EL RESENTIMIENTO
por
Francisco-Manuel Nácher
Aunque no nos demos cuenta de ello,
cada uno de nosotros estamos totalmente aislados de los demás. Somos un mundo,
creado por nosotros mismos. No tenemos más comunicación con el mundo exterior
que las vibraciones que de él nos llegan a través de los cinco sentidos. Esas
vibraciones, una vez recibidas por nuestro cerebro, son interpretadas y
constituyen nuestro acervo de conocimientos sobre el mundo exterior. Esto no
sería grave si sólo se refiriera a las cosas, a los objetos. Pero se refiere
también a las personas, a quienes se relacionan con nosotros, y a quienes,
aunque no se relacionen, han llegado a nosotros a través de escritos, relatos o
ideaciones. Y ahí reside el verdadero problema de la convivencia.
Porque, siéndonos imposible conocer, de
verdad, cómo es cada semejante, no tenemos más remedio que hacernos una idea
para poder convivir. Y esa idea la podemos extraer sólo de dos fuentes:
a.- De nuestro propio modo de ser, que
es nuestra más fiable base de datos.
b.- De la experiencia anterior,
derivada de relaciones con otros semejantes.

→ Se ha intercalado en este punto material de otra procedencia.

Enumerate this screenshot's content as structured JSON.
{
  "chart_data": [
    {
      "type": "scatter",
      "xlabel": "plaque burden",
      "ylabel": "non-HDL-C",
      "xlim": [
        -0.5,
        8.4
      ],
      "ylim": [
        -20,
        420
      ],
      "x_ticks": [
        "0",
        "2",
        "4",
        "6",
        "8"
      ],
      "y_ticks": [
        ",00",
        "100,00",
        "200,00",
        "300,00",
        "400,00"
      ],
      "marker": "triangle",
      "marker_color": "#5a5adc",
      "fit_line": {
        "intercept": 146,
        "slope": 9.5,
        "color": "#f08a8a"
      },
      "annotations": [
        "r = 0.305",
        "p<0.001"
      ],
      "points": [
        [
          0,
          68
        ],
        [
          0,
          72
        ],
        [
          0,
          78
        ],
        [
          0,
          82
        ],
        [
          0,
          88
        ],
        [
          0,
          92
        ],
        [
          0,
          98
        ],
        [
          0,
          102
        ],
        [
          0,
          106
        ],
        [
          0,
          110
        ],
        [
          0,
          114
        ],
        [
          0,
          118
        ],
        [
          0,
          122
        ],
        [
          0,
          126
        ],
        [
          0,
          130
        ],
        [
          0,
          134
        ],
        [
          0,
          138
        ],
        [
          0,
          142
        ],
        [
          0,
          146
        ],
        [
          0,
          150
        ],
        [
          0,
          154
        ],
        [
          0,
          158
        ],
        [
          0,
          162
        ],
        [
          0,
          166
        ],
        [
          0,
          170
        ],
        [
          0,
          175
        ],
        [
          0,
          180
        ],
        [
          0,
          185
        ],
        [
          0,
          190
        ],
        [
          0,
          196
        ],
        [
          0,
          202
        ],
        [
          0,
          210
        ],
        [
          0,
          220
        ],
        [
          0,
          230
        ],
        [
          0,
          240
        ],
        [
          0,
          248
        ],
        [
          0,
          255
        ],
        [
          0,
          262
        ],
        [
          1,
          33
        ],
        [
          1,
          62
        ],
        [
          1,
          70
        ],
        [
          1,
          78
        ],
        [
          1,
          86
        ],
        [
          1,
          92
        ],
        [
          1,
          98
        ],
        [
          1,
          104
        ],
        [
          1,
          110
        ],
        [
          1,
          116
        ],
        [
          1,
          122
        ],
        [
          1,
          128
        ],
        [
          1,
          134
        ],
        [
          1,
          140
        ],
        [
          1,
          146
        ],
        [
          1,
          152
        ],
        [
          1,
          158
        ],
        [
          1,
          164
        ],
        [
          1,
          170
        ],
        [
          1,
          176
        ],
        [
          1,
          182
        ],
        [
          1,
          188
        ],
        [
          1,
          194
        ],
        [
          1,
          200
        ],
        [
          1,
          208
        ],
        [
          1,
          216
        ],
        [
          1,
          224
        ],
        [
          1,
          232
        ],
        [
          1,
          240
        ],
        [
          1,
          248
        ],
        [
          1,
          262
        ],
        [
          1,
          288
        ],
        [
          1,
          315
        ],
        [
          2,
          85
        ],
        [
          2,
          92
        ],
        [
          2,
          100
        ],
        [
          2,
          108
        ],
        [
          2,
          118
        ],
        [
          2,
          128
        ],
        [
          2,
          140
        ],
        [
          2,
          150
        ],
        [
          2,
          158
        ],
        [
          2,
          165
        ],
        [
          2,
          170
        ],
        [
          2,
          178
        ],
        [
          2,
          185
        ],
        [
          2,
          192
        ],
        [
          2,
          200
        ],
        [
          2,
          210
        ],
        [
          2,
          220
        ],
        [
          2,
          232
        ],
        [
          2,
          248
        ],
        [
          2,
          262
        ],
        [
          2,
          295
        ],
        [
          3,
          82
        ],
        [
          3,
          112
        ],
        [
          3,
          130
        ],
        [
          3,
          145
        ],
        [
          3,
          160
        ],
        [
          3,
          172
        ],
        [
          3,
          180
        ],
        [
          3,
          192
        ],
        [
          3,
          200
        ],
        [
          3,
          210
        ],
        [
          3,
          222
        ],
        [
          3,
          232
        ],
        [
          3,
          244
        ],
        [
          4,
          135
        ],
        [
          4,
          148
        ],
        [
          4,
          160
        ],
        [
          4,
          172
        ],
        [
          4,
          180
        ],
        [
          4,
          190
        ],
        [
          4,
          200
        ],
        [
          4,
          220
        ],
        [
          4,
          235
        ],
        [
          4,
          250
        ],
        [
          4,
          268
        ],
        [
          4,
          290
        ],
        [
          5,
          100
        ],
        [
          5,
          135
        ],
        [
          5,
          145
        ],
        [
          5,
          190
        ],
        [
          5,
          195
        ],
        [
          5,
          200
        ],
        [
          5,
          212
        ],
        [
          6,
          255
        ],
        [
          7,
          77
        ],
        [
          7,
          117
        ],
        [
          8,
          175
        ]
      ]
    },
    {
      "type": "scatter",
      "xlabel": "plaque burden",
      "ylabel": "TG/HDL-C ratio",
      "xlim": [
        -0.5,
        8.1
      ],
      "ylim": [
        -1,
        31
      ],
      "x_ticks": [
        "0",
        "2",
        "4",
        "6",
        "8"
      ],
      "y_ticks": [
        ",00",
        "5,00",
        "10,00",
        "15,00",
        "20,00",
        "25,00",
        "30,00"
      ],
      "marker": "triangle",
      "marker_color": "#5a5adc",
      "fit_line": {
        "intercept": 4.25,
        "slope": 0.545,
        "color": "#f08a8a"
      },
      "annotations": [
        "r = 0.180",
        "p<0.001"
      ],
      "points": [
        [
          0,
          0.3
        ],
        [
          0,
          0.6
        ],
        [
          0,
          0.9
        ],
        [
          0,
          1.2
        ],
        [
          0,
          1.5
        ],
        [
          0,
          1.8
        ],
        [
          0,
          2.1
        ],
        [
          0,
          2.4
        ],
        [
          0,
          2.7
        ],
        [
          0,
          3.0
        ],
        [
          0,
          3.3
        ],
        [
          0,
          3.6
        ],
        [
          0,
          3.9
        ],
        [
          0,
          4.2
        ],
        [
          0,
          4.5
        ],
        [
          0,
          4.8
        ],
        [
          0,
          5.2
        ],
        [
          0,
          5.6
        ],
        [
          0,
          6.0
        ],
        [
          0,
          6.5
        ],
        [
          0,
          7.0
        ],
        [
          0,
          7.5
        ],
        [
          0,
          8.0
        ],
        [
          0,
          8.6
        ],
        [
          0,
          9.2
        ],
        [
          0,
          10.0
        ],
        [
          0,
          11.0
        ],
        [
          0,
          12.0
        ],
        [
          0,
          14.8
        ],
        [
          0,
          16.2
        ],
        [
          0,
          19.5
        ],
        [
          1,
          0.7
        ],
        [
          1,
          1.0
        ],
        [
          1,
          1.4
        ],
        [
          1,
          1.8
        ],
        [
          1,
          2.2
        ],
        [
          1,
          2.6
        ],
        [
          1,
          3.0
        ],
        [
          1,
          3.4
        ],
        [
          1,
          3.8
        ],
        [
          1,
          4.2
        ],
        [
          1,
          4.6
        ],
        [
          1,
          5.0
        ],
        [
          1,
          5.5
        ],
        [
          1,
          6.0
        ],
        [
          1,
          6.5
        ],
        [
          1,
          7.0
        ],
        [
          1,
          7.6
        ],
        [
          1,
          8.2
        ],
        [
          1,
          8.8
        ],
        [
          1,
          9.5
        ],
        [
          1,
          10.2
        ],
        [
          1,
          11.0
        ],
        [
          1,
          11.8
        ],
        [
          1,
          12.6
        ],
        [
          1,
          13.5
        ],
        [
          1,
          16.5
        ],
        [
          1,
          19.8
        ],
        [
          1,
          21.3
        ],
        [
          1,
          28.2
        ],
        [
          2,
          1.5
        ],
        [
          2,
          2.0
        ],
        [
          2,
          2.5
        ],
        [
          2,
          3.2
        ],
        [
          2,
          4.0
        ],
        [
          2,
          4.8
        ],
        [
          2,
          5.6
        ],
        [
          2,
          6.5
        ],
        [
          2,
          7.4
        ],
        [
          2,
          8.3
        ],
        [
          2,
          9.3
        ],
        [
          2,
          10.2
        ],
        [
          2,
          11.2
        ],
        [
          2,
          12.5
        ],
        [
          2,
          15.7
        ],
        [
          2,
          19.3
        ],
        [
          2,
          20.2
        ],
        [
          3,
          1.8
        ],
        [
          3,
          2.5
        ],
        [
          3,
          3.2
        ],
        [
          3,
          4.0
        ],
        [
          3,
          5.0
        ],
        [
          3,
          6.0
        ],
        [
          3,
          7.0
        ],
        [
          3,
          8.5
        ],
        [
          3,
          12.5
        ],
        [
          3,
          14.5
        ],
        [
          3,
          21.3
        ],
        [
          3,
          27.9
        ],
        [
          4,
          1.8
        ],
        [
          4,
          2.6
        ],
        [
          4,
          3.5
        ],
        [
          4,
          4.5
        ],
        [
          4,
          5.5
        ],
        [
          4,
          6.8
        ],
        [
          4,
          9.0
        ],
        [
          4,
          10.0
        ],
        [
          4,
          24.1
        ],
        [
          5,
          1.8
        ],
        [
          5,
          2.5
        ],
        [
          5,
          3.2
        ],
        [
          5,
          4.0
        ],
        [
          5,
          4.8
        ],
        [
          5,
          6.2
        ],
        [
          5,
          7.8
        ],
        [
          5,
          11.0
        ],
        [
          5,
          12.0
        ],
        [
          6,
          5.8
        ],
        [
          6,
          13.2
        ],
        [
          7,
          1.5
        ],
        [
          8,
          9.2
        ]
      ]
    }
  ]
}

La idea, pues, que de los demás nos
hacemos, aunque procediendo de dos fuentes distintas, no deja de ser una
invención nuestra, una suposición, una hipótesis y, como tal, sin comprobación
y, por tanto, muy expuesta a no resultar exacta. Partimos, pues, cuando nos relacionamos con alguien
(cónyuge, pariente, amigo, enemigo, extraño), de la idea que nos hemos formado
de ella, atribuyéndole, en base a los datos provenientes de las dos fuentes
antes citadas de que disponemos, una serie de virtudes, de vicios, de defectos,
de facultades, de dones, etc., pero que no dejan de ser ideaciones nuestras. En
base a esas ideaciones y a esa atribución de virtudes, esperamos, de esa
persona, determinados comportamientos derivados de ellas. Pero ¿qué ocurre si
esa persona no responde a nuestras expectativas, que, como hemos visto, eran
fruto de nuestra imaginación? Generalmente nos sentimos molestos y, hasta
ofendidos. Y, con ello, generamos lo que no es sino resentimiento.
Porque, honestamente, no nos molesta tanto lo que nos haga, como el que “nos
haya fallado” o traicionado o desilusionado. Hay, pues, en esa reacción nuestra
un muy importante componente subjetivo, egocéntrico e irracional, porque no es
lógico atribuir, erróneamente, a otro una virtud que no tiene y, luego,
ofenderse porque carece de ella y actúa a tenor de esa carencia. No es, pues,
odio, lo que nace en nosotros. El odio es el culmen del resentimiento, pero éste
es siempre la semilla. Suele ocurrir mucho en las parejas: en el momento del
enamoramiento o de la atracción mutua, somos muy proclives a atribuir al otro
todas las virtudes que nos gustaría ver en él. Y nos comportamos como si esas
virtudes existieran. Pero, claro, el otro es como es y, llega un momento en que
esa virtud que le atribuíamos resulta que no la posee y, entonces, nos sentimos
defraudados, estafados, burlados, y nace nuestro resentimiento por el engaño de
que creemos haber sido objeto. Por eso se nos recomienda aceptar a los demás
“como son” y no como nos gustaría que fueran. Porque, si persistimos en
sentirnos estafados por todas las personas que nos rodean, y a las que habíamos
atribuido virtudes por doquier, seremos desgraciados en todas nuestras
relaciones de convivencia, llevaremos el resquemor o resentimiento con nosotros
permanentemente y ese resentimiento degenerará en estrés, infelicidad y mal
carácter, que nos condicionarán, más aún, y nos harán - cuando echemos mano, en
el futuro, de nuestra experiencia para juzgar a otros - atribuirles defectos o
actitudes negativas que no posean, pero que, imaginadas por nosotros, nos
predispondrán para una convivencia nada agradable.
Por eso, se nos recuerda también
frecuentemente, que somos proclives a ver a los demás con el color de nuestro
propio cristal, es decir con el color que nuestra experiencia y nuestras
atribuciones gratuitas a los otros, nos hacen ver.